Manifestation au Sénat : discours de Nazarpek
le 22 novembre 2008
Nous avons besoins de cette loi de pénalisation de la négation du génocide des arméniens. Non seulement pour défendre notre mémoire, celle de nos parents et de nos grand-parents, mais nous avons aussi et SURTOUT besoins d’une loi pour NOUS protéger AUJOURD’HUI et ICI, en qualité de citoyen français à part entière. Et ce n’est pas une loi mémorielle qui permettra de nous protéger.
Car nous sommes des victimes, de manière tout à fait contemporaine, de la politique turc de négation d’état qui propage à travers le monde des théories pour justifier et banaliser les déportations massives d’arméniens en 1915. Pour l’état turc actuel, il n’y a pas eu de génocide. Alors, pourquoi sommes nous ici devant le Sénat français, 93 ans après. Avions-nous le choix de rester sur nos terres ancestrales? Pourquoi pratiquement tous les chrétiens d’Anatolie ont disparu ou émigré un peu partout dans le monde ? Nier le génocide, revient à dire que les arméniens de Diaspora ont décidé de quitter leur terre natale de leur plein gré. Nier le génocide, cela revient à NIER notre identité.
En pénalisant la négation du génocide des arméniens, la France se protége elle même d’une ingérence insupportable qui consiste à diffuser à travers le monde une histoire officielle, qui plus est mensongère. C’est exactement l’idée que conteste le collectif d’historien « Liberté pour l’histoire » pour lequel, je cite, "tout ce qui peut relever d’une histoire officielle est incompatible avec ce qu’est, dans une démocratie, la démarche de l’historien ». Il ne faut justement pas voir cette loi de pénalisation comme l’établissement d’une vérité officielle, d’une reconnaissance ou même d’une certaine compassion, mais plutôt comme une réponse adéquate à une attaque singulière, politiquement motivée, et dont l’ampleur n’a d’égal que son cynisme.
Par ailleurs, faut-il rappeler qu’à Lyon, pas plus tard qu’en 2006, de violents affrontements ont opposés des manifestants négationnistes turcs à des jeunes lycéens français?
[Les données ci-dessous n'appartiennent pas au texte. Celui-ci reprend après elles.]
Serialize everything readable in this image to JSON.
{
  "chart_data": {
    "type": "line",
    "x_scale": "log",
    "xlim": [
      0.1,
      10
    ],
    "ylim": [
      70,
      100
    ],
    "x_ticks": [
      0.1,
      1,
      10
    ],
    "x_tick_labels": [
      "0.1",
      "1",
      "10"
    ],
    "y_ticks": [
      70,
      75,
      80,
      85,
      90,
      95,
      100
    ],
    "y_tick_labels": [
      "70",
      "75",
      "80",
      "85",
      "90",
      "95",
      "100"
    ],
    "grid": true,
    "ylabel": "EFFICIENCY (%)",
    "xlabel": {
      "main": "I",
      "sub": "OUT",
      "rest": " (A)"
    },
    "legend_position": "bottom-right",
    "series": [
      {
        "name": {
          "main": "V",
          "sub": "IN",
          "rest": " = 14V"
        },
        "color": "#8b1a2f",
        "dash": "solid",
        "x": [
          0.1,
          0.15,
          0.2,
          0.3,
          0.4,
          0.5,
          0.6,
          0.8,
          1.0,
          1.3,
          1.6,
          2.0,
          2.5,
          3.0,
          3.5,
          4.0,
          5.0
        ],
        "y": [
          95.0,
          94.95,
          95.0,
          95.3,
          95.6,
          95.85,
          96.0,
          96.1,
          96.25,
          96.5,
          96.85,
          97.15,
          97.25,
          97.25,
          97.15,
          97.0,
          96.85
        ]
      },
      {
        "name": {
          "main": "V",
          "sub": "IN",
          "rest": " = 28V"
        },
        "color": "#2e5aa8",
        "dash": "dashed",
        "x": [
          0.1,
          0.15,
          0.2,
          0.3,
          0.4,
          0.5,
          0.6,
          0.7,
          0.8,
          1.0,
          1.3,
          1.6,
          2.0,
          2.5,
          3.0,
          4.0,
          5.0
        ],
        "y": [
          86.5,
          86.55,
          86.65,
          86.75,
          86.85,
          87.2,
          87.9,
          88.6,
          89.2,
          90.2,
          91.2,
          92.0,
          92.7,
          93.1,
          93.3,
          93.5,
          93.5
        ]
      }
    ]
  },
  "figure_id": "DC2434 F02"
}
Doit-on attendre que le comité Talaat Pacha, du nom du bourreau du peuple arménien, qui avait organisé une marche à Berlin en l’honneur de ce « Hitler Turc », récidive ici en France au risque de faire monté d’un cran encore les tensions?
Dans ce contexte, on comprends très mal l’initiative du collectif « Liberté pour l’histoire » qui cherche à abolir les lois dites mémorielles. On se demande d’ailleurs pourquoi ce collectif n’exerce pas justement cette liberté pour répondre aux négationnistes qui sont à la solde du gouvernement turc, plutôt que de mettre des battons dans les roues de la cause arménienne. A cause de ce collectif, le gouvernement turc se frotte les mains, TOUT comme les révisionnistes du Front National qui exige l'abrogation la loi Gayssot.
Notre route est longue, mais la jeunesse est toujours présente et elle entends bien mener le combat jusqu’au bout. Elle était déjà présente en 2000, souvenez-vous, tous les jours pendant 150 jours un sitting avait lieu ici même et avait finit par porter ses fruits. Eh bien la jeunesse était là, et elle est là encore aujourd’hui. Depuis le 15 octobre, elle organise de nouveaux sitting devant le Sénat.